Sometimes on entering the dairy in the familiar country way, you might find Cicely, now almost come to womanhood, at the cheese-tub. As she bent over it her rounded arms, bare nearly to the shoulder, were laved in the white milk. It must have been from the dairy that Poppæa learned to bathe in milk, for Cicely's arms shone white and smooth, with the gleam of a perfect skin. But Mrs. Luckett would never let her touch the salt, which will ruin the hands. Cicely, however, who would do something, turned the cheeses in the cheese-room alone. Taking one corner of the clean cloth in her teeth, in a second, by some dexterous sleight-of-hand, the heavy cheese was over, though ponderous enough to puzzle many a man, especially as it had to come over gently that the shape might not be injured.

She did it without the least perceptible exertion. At the moment of the turn, when the weight must have been felt, there was no knot of muscle visible on her arm. That is the difference; for

When Ajax strives some rock's vast weight to throw

the muscles of the man's limb knot themselves and stand out in bold relief. The smooth contour of Cicely's arm never varied. Mrs. Luckett, talking about cheese as we watched Cicely one morning, said people's taste have much altered; for she understood they were now fond of a foreign sort that was full of holes. The old saying was that bread should be full of holes, cheese should have none. Just then Hilary entered and completed the triad by adding that ale should make you see double.

So he called for the brown jug, and he and I had a glass. On my side of the jug stood a sportsman in breeches and gaiters, his gun presented, and ever in the act to fire: his dog pointed, and the birds were flying towards Hilary. Though rude in design the scene was true to nature and the times: from the buttons on the coat to the long barrel of the gun, the details were accurate and nothing improved to suit the artist's fancy. To me these old jugs and mugs and bowls have a deep and human interest, for you can seem to see and know the men who drank from them in the olden days.

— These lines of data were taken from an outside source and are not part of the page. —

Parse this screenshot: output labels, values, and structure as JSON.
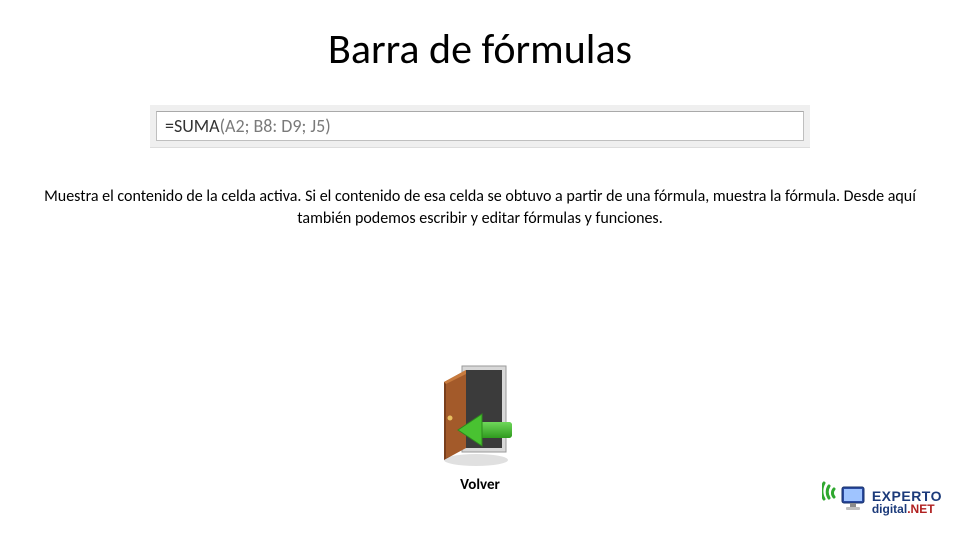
{
  "title": "Barra de fórmulas",
  "formula": {
    "eq": "=",
    "fn": "SUMA",
    "args": "(A2; B8: D9; J5)"
  },
  "description": "Muestra el contenido de la celda activa. Si el contenido de esa celda se obtuvo a partir de una fórmula, muestra la fórmula. Desde aquí también podemos escribir y editar fórmulas y funciones.",
  "back_label": "Volver",
  "logo": {
    "line1": "EXPERTO",
    "line2_plain": "digital",
    "line2_accent": ".NET"
  }
}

Now a tall Worcester vase, with all its elegance and gilding, though it may be valued at 5,000l., lacks that sympathy, and may please the eye but does not touch the heart. For it has never shared in the jovial feast nor comforted the weary; the soul of man has never communicated to it some of its own subtle essence. But this hollow bowl whispers back the genial songs that were shouted over it a hundred years ago. On the ancient Grecian pottery, too, the hunter with his spear chases the boar or urges his hounds after the flying deer; the women are dancing, and you can almost hear the notes of the flute. These things were part of their daily life; these are no imaginary pictures of imaginary and impossible scenes: they are simply scenes in which every one then took part. So I think that the old English jugs and mugs and bowls are true art, with something of the antique classical spirit in them, for truly you can read the hearts of the folk for whom they were made. They have rendered the interpretation easy by writing their minds upon them: the motto, 'Prosperity to the Flock,' for instance, is a good one still; and 'Drink fair; don't swear,' is yet a very pleasant and suitable admonition.

As I looked at the jug, the cat coughed under the table. 'Ah,' said Mrs. Luckett, 'when the cat coughs, the cold goes through the house.' Hilary, returning to the subject of the cheese, said that the best was made when the herd grazed on old pastures: there was a pasture field of his which it was believed had been grazed for fully two hundred years. When he was a boy, the cheese folk made to keep at home for eating often became so hard that, unable to cut it, they were obliged to use a saw. Still longer ago, they used to despatch a special cheese to London in the road-waggon; it was made in thin vats (pronounced in the dairy 'vates'), was soft, and eaten with radishes. Another hard kind was oval-shaped, or like a pear; it was hung up in nets to mature, and traded to the West Indies.

He looked to see when the moon changed in 'Moore's Almanac,' which was kept for ready reference on the mantelpiece. Next to Bible and Prayer-book comes old Moore's rubric in the farmhouse—that rubric which declares the 'vox stellarum.' There are old folk who still regret the amendments in the modern issue, and would have back again the table which laid down when the influence of the constellations was concentrated in each particular limb and portion of the body. In his oaken cabinet Hilary had 'Moore' from the beginning of the century, or farther back, for his fathers had saved them before him. On the narrow margins during his own time he had jotted down notes of remarkable weather and the events of the farm, and could tell you the very day cow 'Beauty' calved twenty years ago.